It’s the No. 1 retirement question: how much income do you need to quit the 9 to 5?
Today I’m going to help you find your number.
The best place to start is by asking yourself how your post-retirement lifestyle goal stacks up that of the average working American. Do you want to live lavishly or closer to the middle class?
Once you’ve answered that question, the next step is to look to this number: $33,706.
Average American Incomes
St. Louis Fed
According to the Federal Reserve, that’s the average income an American worker earns, and it gives us a handy jumping-off point. This figure has been rising lately, but has stayed stable over the long haul. In the last 20 years, real personal incomes have risen just 7.1%.
So let’s say you want to pull in an income stream in retirement that’s equivalent to that of the average American worker. You’ll need to withdraw $33,706 from your investments, rising on a 2% basis every year to cover inflation.
Now let’s look at what kind of return we can expect on our nest egg. We’ll be conservative and look back over 50 years of stock-market performance. In that span, returns have been 8.1% annualized, on average, and that average has held relatively steady for about 30 years:
So we can expect stocks to give us, over the long term, an 8% return. Taking out 2% to keep up with inflation, we’ll need anywhere from a 4% to 6% yearly return on our portfolio to have a stable income stream in retirement that gets us a middle-class lifestyle without running out of money.
Here’s what that looks like, assuming your yearly rate of return exceeds your withdrawal rate:
With our very conservative inflation adjustments and reasonable expectations for market returns, we could get the average American into retirement with just $561,767, much less than the $842,650 required by conventional wisdom.
Getting the Income
Now that we’ve set up savings goals, let’s tackle one final problem: the rate of withdrawal.
This is where the “4% rule,” a strategy touted by Wall Street, which says you can safely withdraw 4% of your portfolio every year without running out of money, runs into trouble. If you buy the Vanguard S&P 500 ETF (VOO) or some similar index fund that pays 2% or less in dividends, you’ll need to sell shares to make up your withdrawal rate, even if you’re at the most modest 4% withdrawal assumption.
The critical factor here? Timing.
Sell at the wrong time, say at the trough of a recession, and you’re forced to do so at rock-bottom prices, so you’ll need to sell more shares to get the cash you need, slashing your future income stream as you do.
Of course, timing the market is extremely difficult. Even professionals get it wrong a lot of the time.

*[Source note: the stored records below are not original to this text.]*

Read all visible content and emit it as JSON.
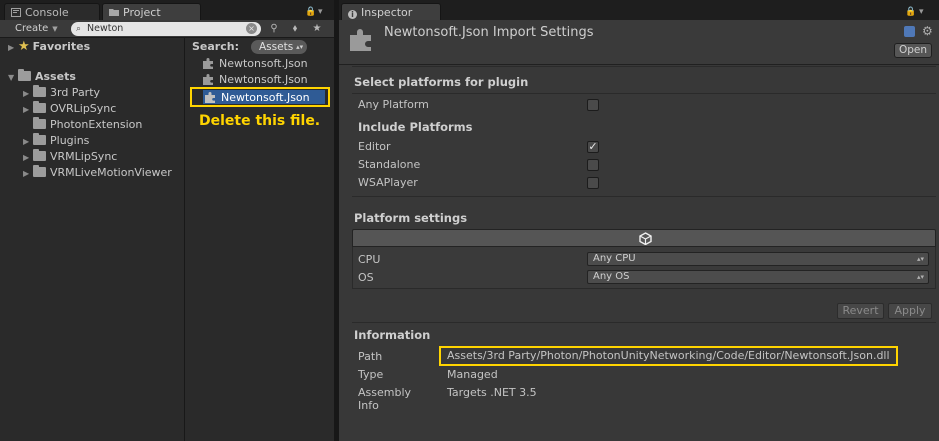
{
  "left_panel": {
    "tabs": [
      {
        "label": "Console",
        "icon": "console-icon"
      },
      {
        "label": "Project",
        "icon": "folder-icon"
      }
    ],
    "toolbar": {
      "create_label": "Create",
      "search_value": "Newton"
    },
    "tree": {
      "favorites": "Favorites",
      "assets": "Assets",
      "folders": [
        "3rd Party",
        "OVRLipSync",
        "PhotonExtension",
        "Plugins",
        "VRMLipSync",
        "VRMLiveMotionViewer"
      ]
    },
    "results": {
      "search_label": "Search:",
      "scope": "Assets",
      "items": [
        "Newtonsoft.Json",
        "Newtonsoft.Json",
        "Newtonsoft.Json"
      ]
    },
    "callout": "Delete this file."
  },
  "inspector": {
    "tab_label": "Inspector",
    "title": "Newtonsoft.Json Import Settings",
    "open_label": "Open",
    "select_platforms_title": "Select platforms for plugin",
    "any_platform_label": "Any Platform",
    "any_platform_checked": false,
    "include_platforms_title": "Include Platforms",
    "platforms": [
      {
        "label": "Editor",
        "checked": true
      },
      {
        "label": "Standalone",
        "checked": false
      },
      {
        "label": "WSAPlayer",
        "checked": false
      }
    ],
    "platform_settings_title": "Platform settings",
    "cpu_label": "CPU",
    "cpu_value": "Any CPU",
    "os_label": "OS",
    "os_value": "Any OS",
    "revert_label": "Revert",
    "apply_label": "Apply",
    "information_title": "Information",
    "path_label": "Path",
    "path_value": "Assets/3rd Party/Photon/PhotonUnityNetworking/Code/Editor/Newtonsoft.Json.dll",
    "type_label": "Type",
    "type_value": "Managed",
    "assembly_info_label_1": "Assembly",
    "assembly_info_label_2": "Info",
    "assembly_info_value": "Targets .NET 3.5"
  },
  "colors": {
    "highlight": "#ffd400",
    "selection": "#2f5b95"
  }
}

7.1% Dividends, 0% Withdrawals: the Key to a Low-Stress Retirement
Luckily, there’s a simple approach we can use to eliminate the risk of selling at the wrong time and ruining our retirement, while keeping our nest egg intact (and growing). It’s a unique group of funds called closed-end funds (CEFs).
Many of these funds are managed by the titans of the hedge-fund world, like DoubleLine, as well as the investment-banking and asset-management world, like BlackRock and Morgan Stanley.
Take, for example, the Nuveen Tax-Advantaged Dividend Growth Fund (JTD), which, as you’d expect from the name, minimizes your tax burden by selling strategically to limit capital-gains taxes, while also focusing on stocks with high cash flow that shell out big dividends, such as JPMorgan & Chase (JPM), Microsoft (MSFT) and UnitedHealth Group (UNH). JTD has been crushing it for a long time!
What’s really important is the income: JTD’s 7.1% yield is more than enough to cover even a 6% withdrawal rate, meaning you may be able to retire on dividends alone, without having to sell a single share. Instead, you can leave it to the professionals at Nuveen to do the buying and selling for you while they keep that juicy 7.1% income stream flowing.